It is not uncommon for new homeowners to move in, unpack, and attempt to do their first load of laundry, but can’t get the dryer hooked up. The new homeowner is bewildered when the dryer plug doesn’t match the outlet. The new dryer has a 4 prong plug and the outlet has 3. Here’s a little background on the matter as well as some options for getting the dryer up and running.
3 Prong Vs 4 Prong
This is a common situation when installing a newer dryer in an older house. Up until the year 2000 installing 3 prong plugs and outlets were the norm. Then the code changed to require 4 prong. Why the change? Old practices allowed three conductors; two were hot wires and the third wire functioned for both neutral and ground. With modern electrical standards the 4 prong outlet provides separate wires for the neutral and ground. Ultimately this change occurred because this is safer. So how is this safer? In the event of an electrical problem at the dryer the current has a dedicated separate path to the electrical panel’s grounding system. In those rare situations, this protects the homeowner and the appliance from being electrified.
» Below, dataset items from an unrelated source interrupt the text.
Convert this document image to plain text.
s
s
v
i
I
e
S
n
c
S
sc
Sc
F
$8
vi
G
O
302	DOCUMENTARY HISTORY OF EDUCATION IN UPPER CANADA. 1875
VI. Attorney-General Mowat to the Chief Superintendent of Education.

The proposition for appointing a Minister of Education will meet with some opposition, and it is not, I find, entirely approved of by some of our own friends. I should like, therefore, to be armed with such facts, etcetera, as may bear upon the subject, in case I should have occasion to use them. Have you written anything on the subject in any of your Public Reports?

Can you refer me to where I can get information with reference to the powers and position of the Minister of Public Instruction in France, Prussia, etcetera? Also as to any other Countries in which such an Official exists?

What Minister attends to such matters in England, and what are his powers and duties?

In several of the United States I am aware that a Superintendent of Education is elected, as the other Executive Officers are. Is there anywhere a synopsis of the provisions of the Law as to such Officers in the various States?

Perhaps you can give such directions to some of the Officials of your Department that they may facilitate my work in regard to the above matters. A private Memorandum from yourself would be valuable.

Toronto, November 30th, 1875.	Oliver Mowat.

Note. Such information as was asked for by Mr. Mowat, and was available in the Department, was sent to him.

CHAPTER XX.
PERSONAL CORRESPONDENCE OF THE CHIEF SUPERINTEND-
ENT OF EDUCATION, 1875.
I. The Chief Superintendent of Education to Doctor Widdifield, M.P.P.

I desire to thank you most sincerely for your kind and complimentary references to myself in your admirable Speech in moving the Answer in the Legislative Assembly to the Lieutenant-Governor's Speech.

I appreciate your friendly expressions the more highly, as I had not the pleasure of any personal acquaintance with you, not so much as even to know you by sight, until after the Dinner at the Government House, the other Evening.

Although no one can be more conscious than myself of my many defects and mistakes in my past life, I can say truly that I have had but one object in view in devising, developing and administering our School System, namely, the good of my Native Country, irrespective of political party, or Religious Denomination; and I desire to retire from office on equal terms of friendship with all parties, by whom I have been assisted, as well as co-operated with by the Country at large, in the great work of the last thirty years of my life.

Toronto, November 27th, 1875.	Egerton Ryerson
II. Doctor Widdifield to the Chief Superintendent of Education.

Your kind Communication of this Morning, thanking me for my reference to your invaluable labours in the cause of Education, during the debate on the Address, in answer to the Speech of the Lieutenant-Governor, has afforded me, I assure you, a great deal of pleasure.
How to Get the Dryer Plugged In
All this background is nice but our homeowner still needs to know what to do. There are two options for correcting this to get the dryer going. 1. Replace the wiring from the dryer’s breaker to the receptacle with all new wires. 2. Replace the cord and plug for the dryer to match the outlet in the wall.
The first option will bring the old wiring up to current code but this is time consuming and costly, and in some cases, not feasible. The second option, which requires buying a 3 prong cord at your local hardware store, is cheaper but the grounding will not be correct. Although this is the least desirable option, it is an acceptable approach because this is an older home with existing wiring.